Fuck, you only have to back just over half of your 5 billion years, and as you step out of your time machine, you will immediately die as there's no oxygen in the air for you to breath. Plants hadn't put it there yet. (Google "great oxygenation event" for more info.)

Recently, watching the BBC series on planets, and Mars used to be blue planet just like the earth, then it lost it's magnetic field and started losing it's atmosphere, which leaked away into space. I wonder if that could happen to us.

What you should take from this is that the conditions that enable us to exist are hugely anomalous and could easily be different. And that's even before we start fucking with the climate. I don't think we should be poking it.

FreshwaterBay · 10/10/2019 14:20

I do not know, but I do know there is no point to investing in shares in air-conditioning makers. Although aircon only perpetuates the climate change problem, by the time my shares have reached maximum value, the planet will have boiled dry and I won’t be able to spend it.

PrincessSarene · 10/10/2019 14:24

OP, neither article is wrong. In fact, they actually agree with each other: in very northern latitudes, the Altlantic was found to be getting less salty (due to increased inflow of freshwater). The Guardian article then also says that at tropical latitudes the Altantic is getting more salty. As a PP explained it is possible for both of these effects to occur.

Isitsixoclockalready · 10/10/2019 14:24

OP, I'm not sure what you are trying to gain by questioning what has already been accepted by 97% of world scientists. Whether or not anyone on here can present you with the evidence that you want is immaterial. Humans are driving climate change (in addition to all the other damage that we are doing). The increasing incidents of extreme weather is one obvious marker as well as the melting icecaps. The scepticism is mostly being driven by the fossil fuel lobby who clearly stand to lose by a move towards cleaner energy (although in my mind it is such a short sighted view because all the money in the world is pretty useless in a dying world). Also denying something doesn't make it go away or we would all be happily questioning death, taxes and old age.

The thing is that we can mitigate this by drastically cutting back on emissons, instituting large scale tree planting projects and protecting rain forests.
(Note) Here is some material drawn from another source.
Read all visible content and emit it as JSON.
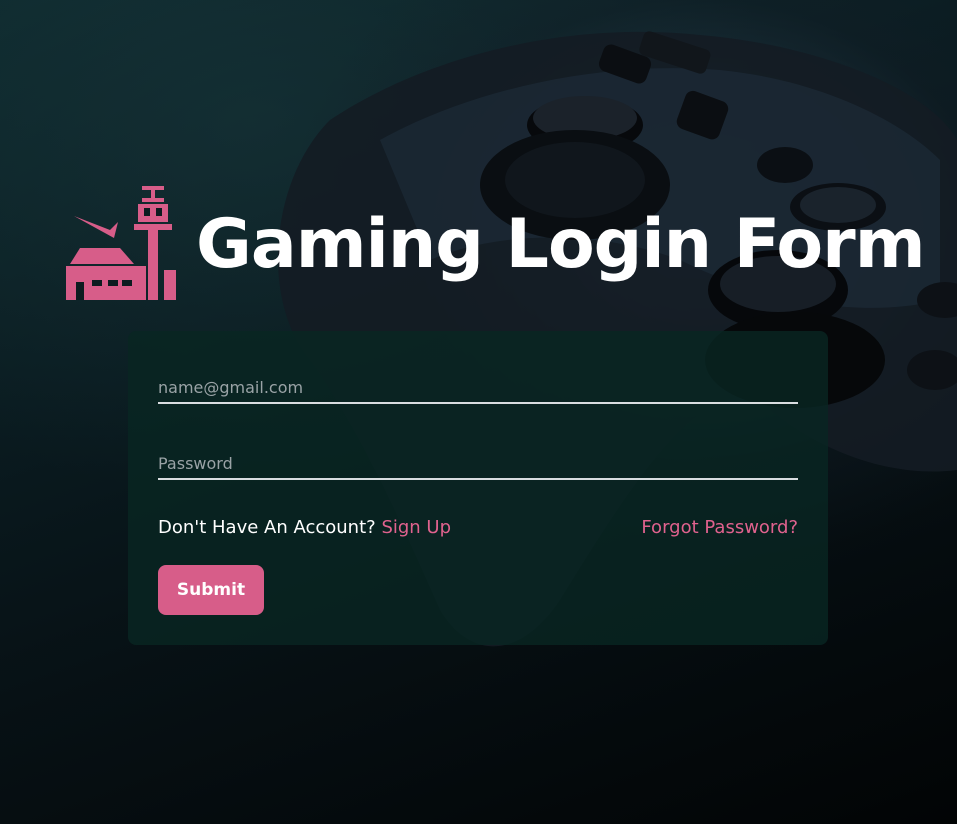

We really can do this and we can save the planet but the will needs to be there.

QualCheckBot · 10/10/2019 14:24

The Viking sagas indicate that the temperature was warmer and more settled (e.g. less storms leading to calmer oceans for sea navigation) from around 100AD to 1250AD.

So I suppose that would have been considered more "ideal".
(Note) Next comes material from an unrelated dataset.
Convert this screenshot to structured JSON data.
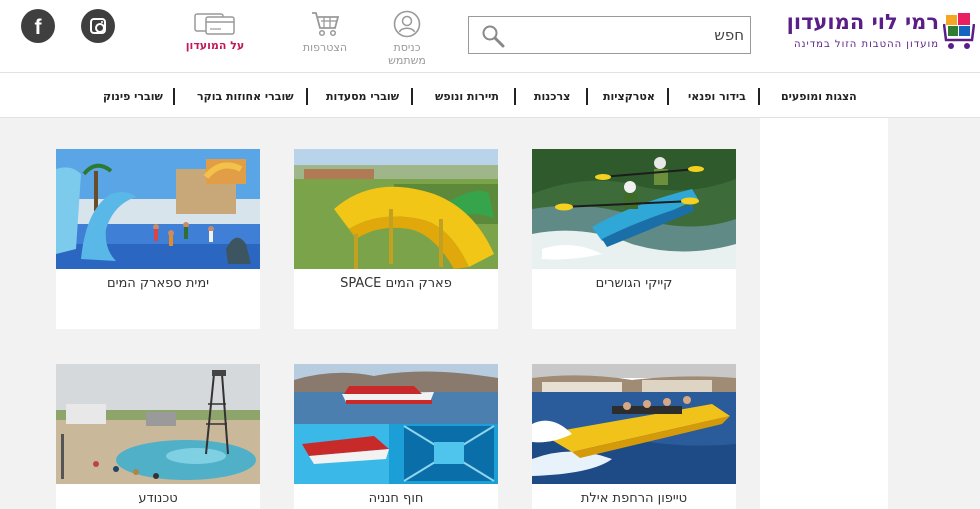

However, given that there was a fairly rapid drop in temperature after that, which could be measured in a single lifetime or a few decades, it seems that the rate of increase in temperature is not considered ideal by current standards.

Helmetbymidnight · 10/10/2019 14:26

i cant Grin

well there was a thread about a connection between climate change deniers and brexit. many respondents were shocked by a suggested connection. i was shocked they were shocked because i thought it was fairly well-known.
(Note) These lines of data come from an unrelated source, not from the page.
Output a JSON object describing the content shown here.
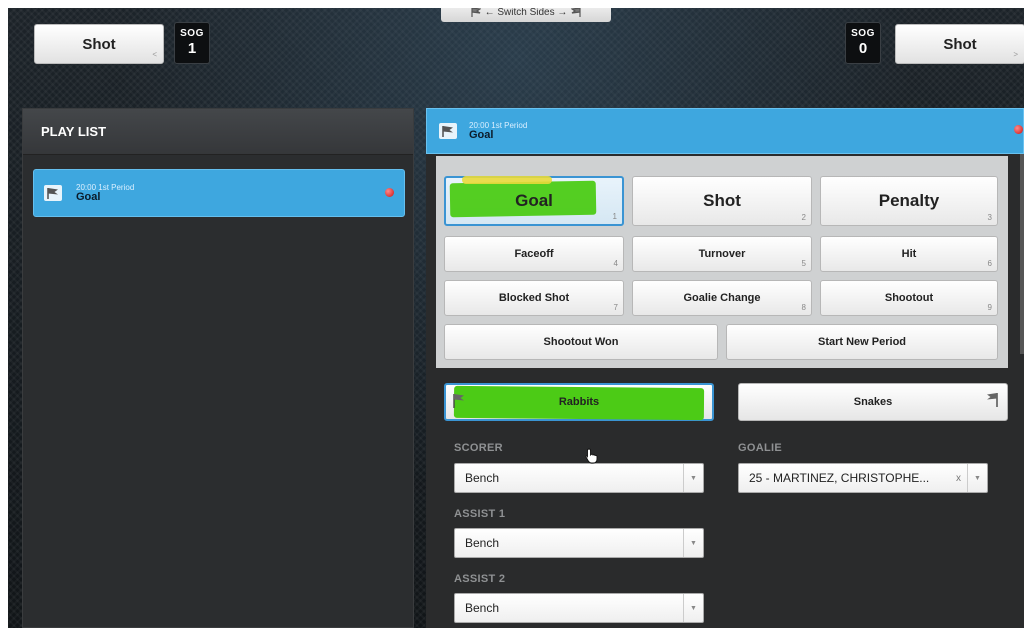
{
  "top_bar": {
    "left_shot_label": "Shot",
    "left_shot_hint": "<",
    "left_sog_label": "SOG",
    "left_sog_value": "1",
    "right_sog_label": "SOG",
    "right_sog_value": "0",
    "right_shot_label": "Shot",
    "right_shot_hint": ">",
    "switch_sides_label": "← Switch Sides →"
  },
  "playlist": {
    "title": "PLAY LIST",
    "items": [
      {
        "time": "20:00 1st Period",
        "name": "Goal"
      }
    ]
  },
  "event": {
    "header_time": "20:00 1st Period",
    "header_name": "Goal",
    "types_row1": [
      {
        "label": "Goal",
        "key": "1"
      },
      {
        "label": "Shot",
        "key": "2"
      },
      {
        "label": "Penalty",
        "key": "3"
      }
    ],
    "types_row2": [
      {
        "label": "Faceoff",
        "key": "4"
      },
      {
        "label": "Turnover",
        "key": "5"
      },
      {
        "label": "Hit",
        "key": "6"
      }
    ],
    "types_row3": [
      {
        "label": "Blocked Shot",
        "key": "7"
      },
      {
        "label": "Goalie Change",
        "key": "8"
      },
      {
        "label": "Shootout",
        "key": "9"
      }
    ],
    "types_row4": [
      {
        "label": "Shootout Won"
      },
      {
        "label": "Start New Period"
      }
    ],
    "teams": {
      "home": "Rabbits",
      "away": "Snakes"
    },
    "fields": {
      "scorer_label": "SCORER",
      "scorer_value": "Bench",
      "goalie_label": "GOALIE",
      "goalie_value": "25 - MARTINEZ, CHRISTOPHE...",
      "goalie_clear": "x",
      "assist1_label": "ASSIST 1",
      "assist1_value": "Bench",
      "assist2_label": "ASSIST 2",
      "assist2_value": "Bench"
    }
  },
  "colors": {
    "accent_blue": "#3ea7df",
    "highlight_green": "#4ccb16",
    "status_red": "#cc1010"
  }
}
leonardthelemming · 10/10/2019 14:34

So what can we, as individuals, do to help avert/reverse, man-made climate change?

I gave up owning a car about ten years ago, I eat a vegetarian diet, and I keep my household energy consumption to no more than 2 kWh per day. Not boasting, to be clear - just wondering how that compares to what other people do.

leonardthelemming · 10/10/2019 14:36

Correction. Electricity consumption.